Saturday, April 12, 2014

Deliberate

I've been feeling stuck lately.  I've been having a hard time putting a finger on or a name to what it is that I want.

Then I found the Power of Moms site and podcast, and I had a name for what it is I've been looking for.  Deliberate.

I want to be deliberate.  In everything I do.  In all my choices.  

I am tired of stumbling through life.  I am tired of surviving until bedtime.  I am tired of feeling distracted and overwhelmed and out of sorts and torn in different directions.  

I am tired of fiddling with my tablet or worrying about the housework when I'm supposed to be playing with my kids.  I am tired of feeling guilty about not paying attention to my kids when I'm writing (or not writing.  Which is what usually happens.)  I am tired of feeling resentful about being a maid when I'm doing the housework and tired of feeling frustrated and sloppy when I don't get it done.

I am tired of sitting down at naptime and not having any idea what it is that I want to do, what will fill my cup, and then finding that naptime is over and I haven't done a damn thing for myself or anyone else and feeling grumpy as I go collect my kids and dump them in front of the TV.

I want to do better.  But I'm tired of thinking I'm not good enough.

I want to take ownership of everything I do.  To sit down and consciously take care of myself when that's what I"m doing and to consciously be with my kids when that's what I want.  

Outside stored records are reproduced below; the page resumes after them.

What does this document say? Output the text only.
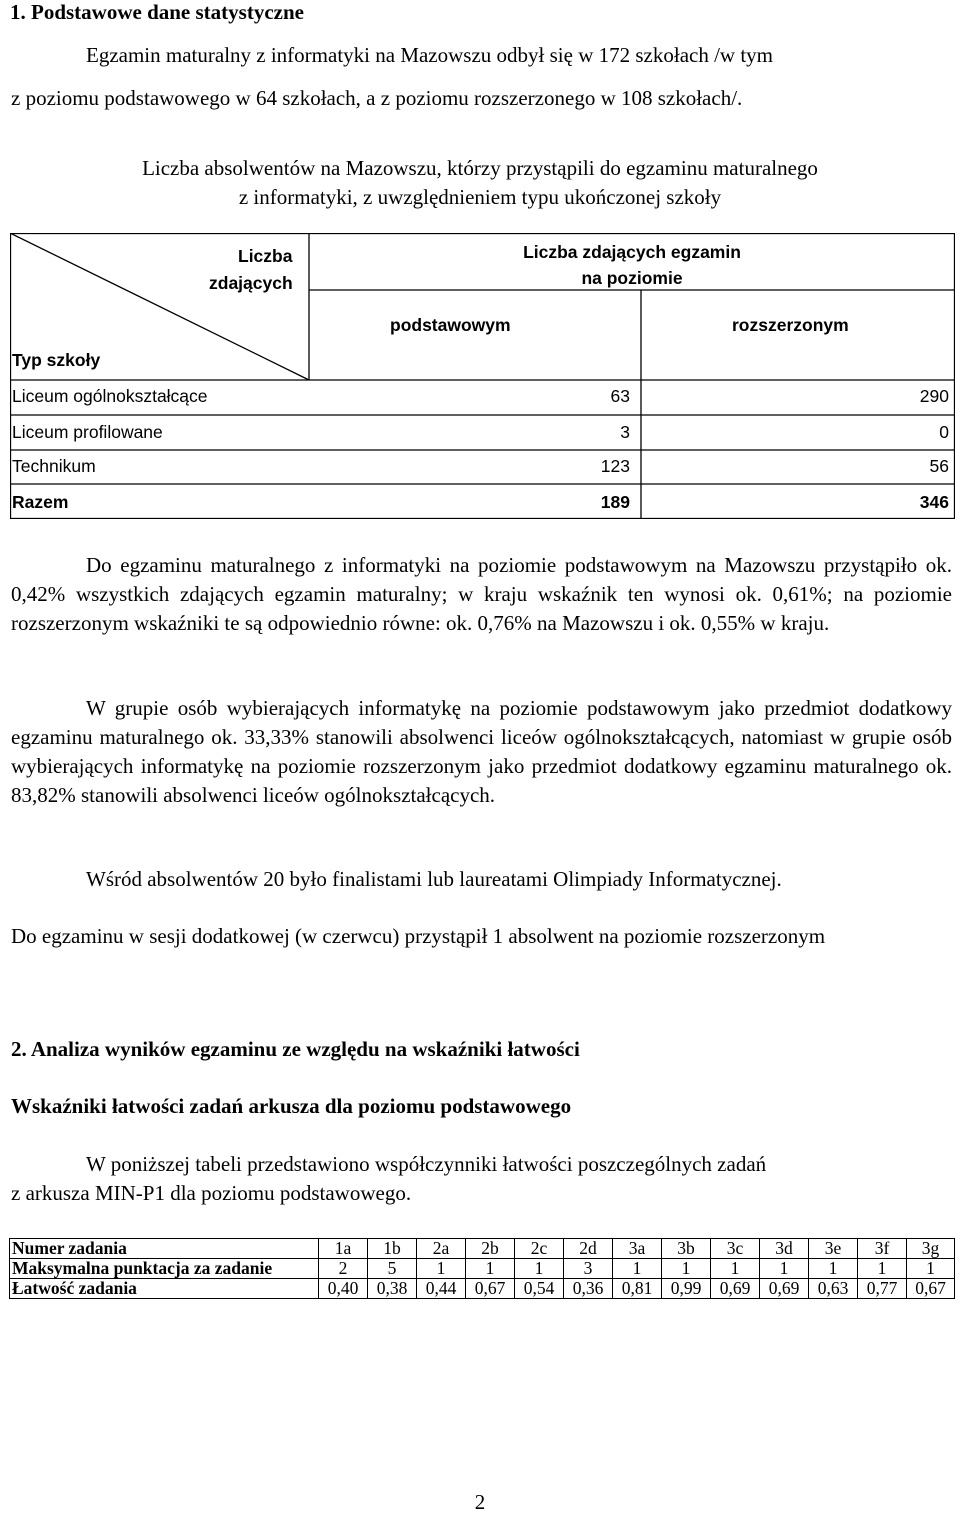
1. Podstawowe dane statystyczne
Egzamin maturalny z informatyki na Mazowszu odbył się w 172 szkołach /w tym
z poziomu podstawowego w 64 szkołach, a z poziomu rozszerzonego w 108 szkołach/.
Liczba absolwentów na Mazowszu, którzy przystąpili do egzaminu maturalnego
z informatyki, z uwzględnieniem typu ukończonej szkoły
Liczba
zdających
Typ szkoły
Liczba zdających egzamin
na poziomie
podstawowym	rozszerzonym
Liceum ogólnokształcące	63	290
Liceum profilowane	3	0
Technikum	123	56
Razem	189	346
Do egzaminu maturalnego z informatyki na poziomie podstawowym na Mazowszu przystąpiło ok. 0,42% wszystkich zdających egzamin maturalny; w kraju wskaźnik ten wynosi ok. 0,61%; na poziomie rozszerzonym wskaźniki te są odpowiednio równe: ok. 0,76% na Mazowszu i ok. 0,55% w kraju.
W grupie osób wybierających informatykę na poziomie podstawowym jako przedmiot dodatkowy egzaminu maturalnego ok. 33,33% stanowili absolwenci liceów ogólnokształcących, natomiast w grupie osób wybierających informatykę na poziomie rozszerzonym jako przedmiot dodatkowy egzaminu maturalnego ok. 83,82% stanowili absolwenci liceów ogólnokształcących.
Wśród absolwentów 20 było finalistami lub laureatami Olimpiady Informatycznej.
Do egzaminu w sesji dodatkowej (w czerwcu) przystąpił 1 absolwent na poziomie rozszerzonym
2. Analiza wyników egzaminu ze względu na wskaźniki łatwości
Wskaźniki łatwości zadań arkusza dla poziomu podstawowego
W poniższej tabeli przedstawiono współczynniki łatwości poszczególnych zadań
z arkusza MIN-P1 dla poziomu podstawowego.
Numer zadania	1a	1b	2a	2b	2c	2d	3a	3b	3c	3d	3e	3f	3g
Maksymalna punktacja za zadanie	2	5	1	1	1	3	1	1	1	1	1	1	1
Łatwość zadania	0,40	0,38	0,44	0,67	0,54	0,36	0,81	0,99	0,69	0,69	0,63	0,77	0,67
2
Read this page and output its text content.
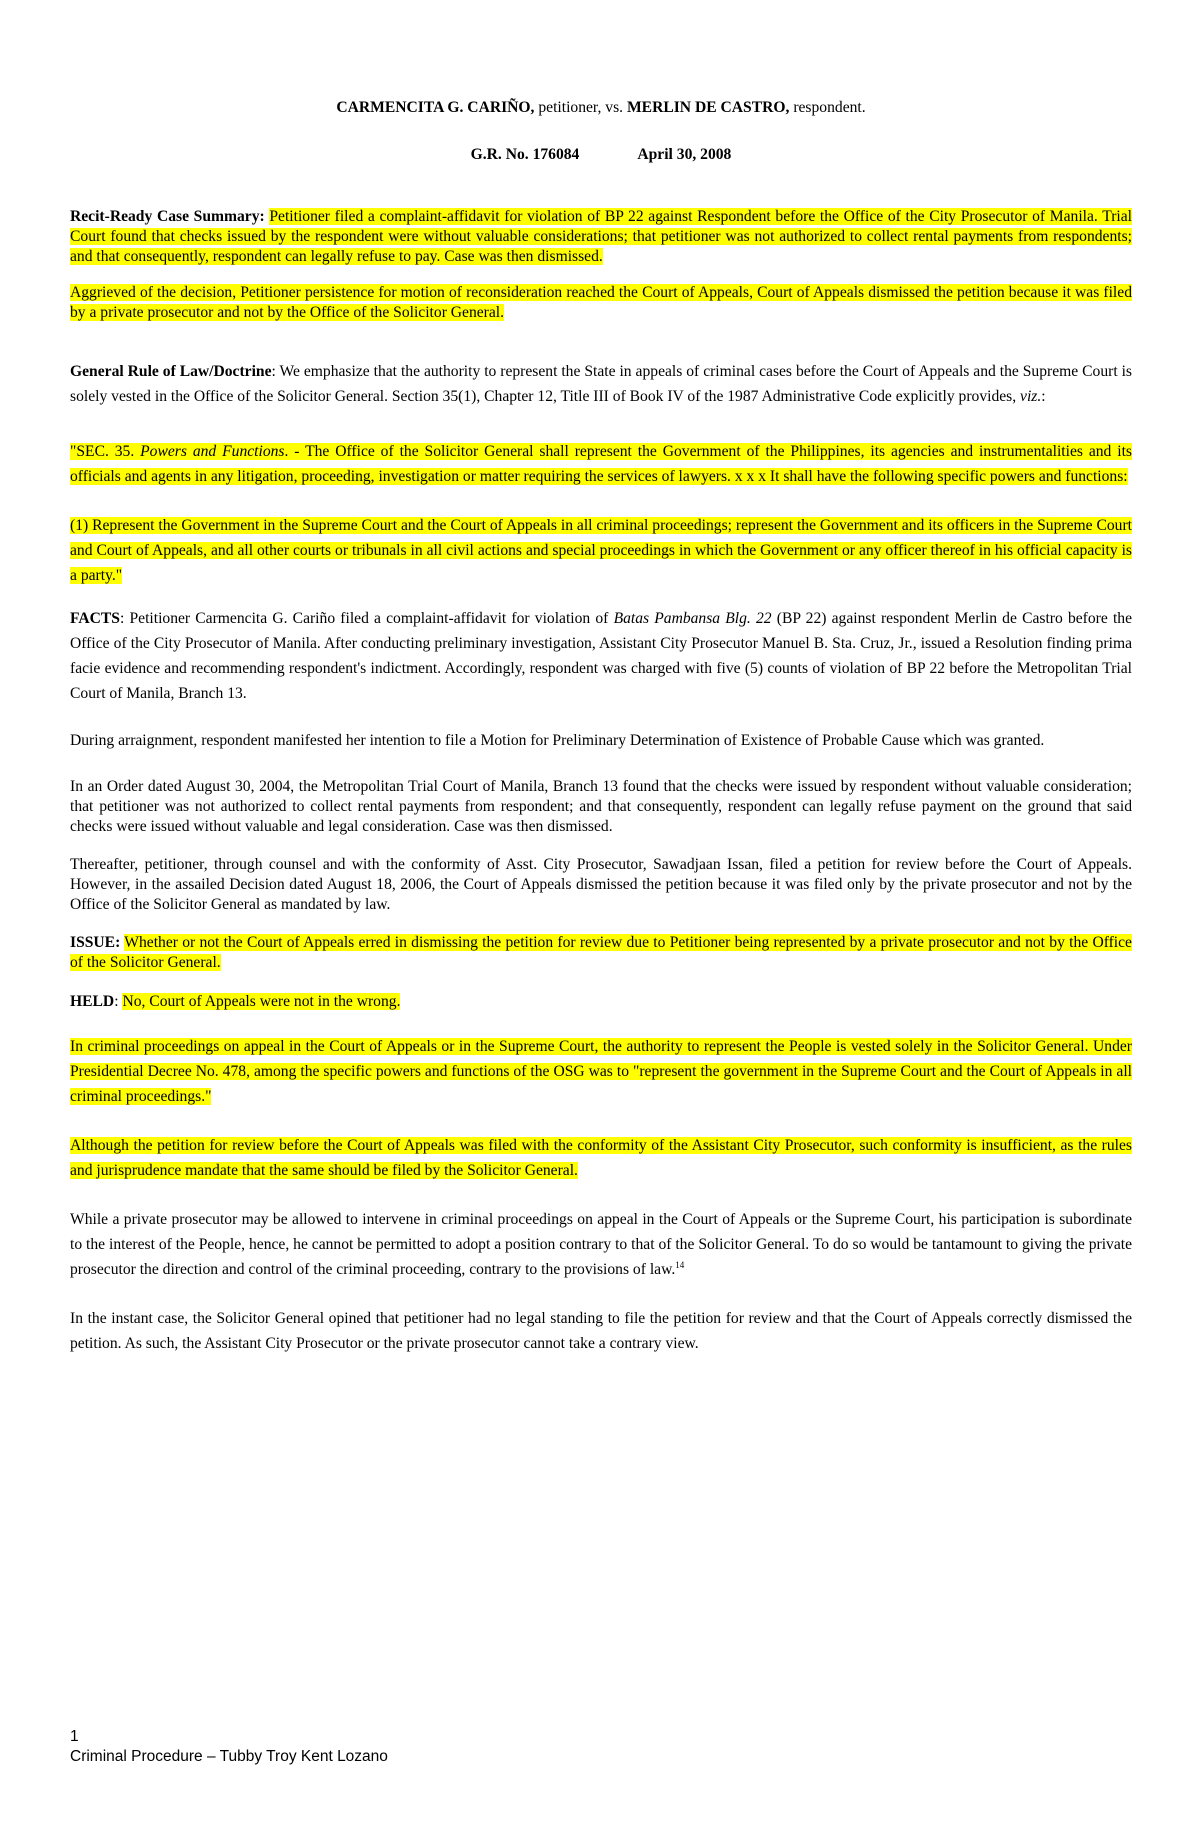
CARMENCITA G. CARIÑO, petitioner, vs. MERLIN DE CASTRO, respondent.
G.R. No. 176084	April 30, 2008

Recit-Ready Case Summary: Petitioner filed a complaint-affidavit for violation of BP 22 against Respondent before the Office of the City Prosecutor of Manila. Trial Court found that checks issued by the respondent were without valuable considerations; that petitioner was not authorized to collect rental payments from respondents; and that consequently, respondent can legally refuse to pay. Case was then dismissed.

Aggrieved of the decision, Petitioner persistence for motion of reconsideration reached the Court of Appeals, Court of Appeals dismissed the petition because it was filed by a private prosecutor and not by the Office of the Solicitor General.

General Rule of Law/Doctrine: We emphasize that the authority to represent the State in appeals of criminal cases before the Court of Appeals and the Supreme Court is solely vested in the Office of the Solicitor General. Section 35(1), Chapter 12, Title III of Book IV of the 1987 Administrative Code explicitly provides, viz.:

"SEC. 35. Powers and Functions. - The Office of the Solicitor General shall represent the Government of the Philippines, its agencies and instrumentalities and its officials and agents in any litigation, proceeding, investigation or matter requiring the services of lawyers. x x x It shall have the following specific powers and functions:

(1) Represent the Government in the Supreme Court and the Court of Appeals in all criminal proceedings; represent the Government and its officers in the Supreme Court and Court of Appeals, and all other courts or tribunals in all civil actions and special proceedings in which the Government or any officer thereof in his official capacity is a party."

FACTS: Petitioner Carmencita G. Cariño filed a complaint-affidavit for violation of Batas Pambansa Blg. 22 (BP 22) against respondent Merlin de Castro before the Office of the City Prosecutor of Manila. After conducting preliminary investigation, Assistant City Prosecutor Manuel B. Sta. Cruz, Jr., issued a Resolution finding prima facie evidence and recommending respondent's indictment. Accordingly, respondent was charged with five (5) counts of violation of BP 22 before the Metropolitan Trial Court of Manila, Branch 13.

During arraignment, respondent manifested her intention to file a Motion for Preliminary Determination of Existence of Probable Cause which was granted.

In an Order dated August 30, 2004, the Metropolitan Trial Court of Manila, Branch 13 found that the checks were issued by respondent without valuable consideration; that petitioner was not authorized to collect rental payments from respondent; and that consequently, respondent can legally refuse payment on the ground that said checks were issued without valuable and legal consideration. Case was then dismissed.

Thereafter, petitioner, through counsel and with the conformity of Asst. City Prosecutor, Sawadjaan Issan, filed a petition for review before the Court of Appeals. However, in the assailed Decision dated August 18, 2006, the Court of Appeals dismissed the petition because it was filed only by the private prosecutor and not by the Office of the Solicitor General as mandated by law.

ISSUE: Whether or not the Court of Appeals erred in dismissing the petition for review due to Petitioner being represented by a private prosecutor and not by the Office of the Solicitor General.

HELD: No, Court of Appeals were not in the wrong.

In criminal proceedings on appeal in the Court of Appeals or in the Supreme Court, the authority to represent the People is vested solely in the Solicitor General. Under Presidential Decree No. 478, among the specific powers and functions of the OSG was to "represent the government in the Supreme Court and the Court of Appeals in all criminal proceedings."

Although the petition for review before the Court of Appeals was filed with the conformity of the Assistant City Prosecutor, such conformity is insufficient, as the rules and jurisprudence mandate that the same should be filed by the Solicitor General.

While a private prosecutor may be allowed to intervene in criminal proceedings on appeal in the Court of Appeals or the Supreme Court, his participation is subordinate to the interest of the People, hence, he cannot be permitted to adopt a position contrary to that of the Solicitor General. To do so would be tantamount to giving the private prosecutor the direction and control of the criminal proceeding, contrary to the provisions of law.$^{14}$

In the instant case, the Solicitor General opined that petitioner had no legal standing to file the petition for review and that the Court of Appeals correctly dismissed the petition. As such, the Assistant City Prosecutor or the private prosecutor cannot take a contrary view.

1
Criminal Procedure – Tubby Troy Kent Lozano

And that is what I want.  I know what I want.  I can take care of myself, I can take care of my family.

I just have to decide to.

(Disclosure: I was chosen as an Ambassador for Power of Moms.  But they aren't paying me, and they didn't ask me to write this.  I just think they're awesome.)

1 comment:

  1. I am working on being more deliberate as well. It is such a struggle to slow down when everything in me wants to rush, rush, rush. When I rush, I miss those amazing moments.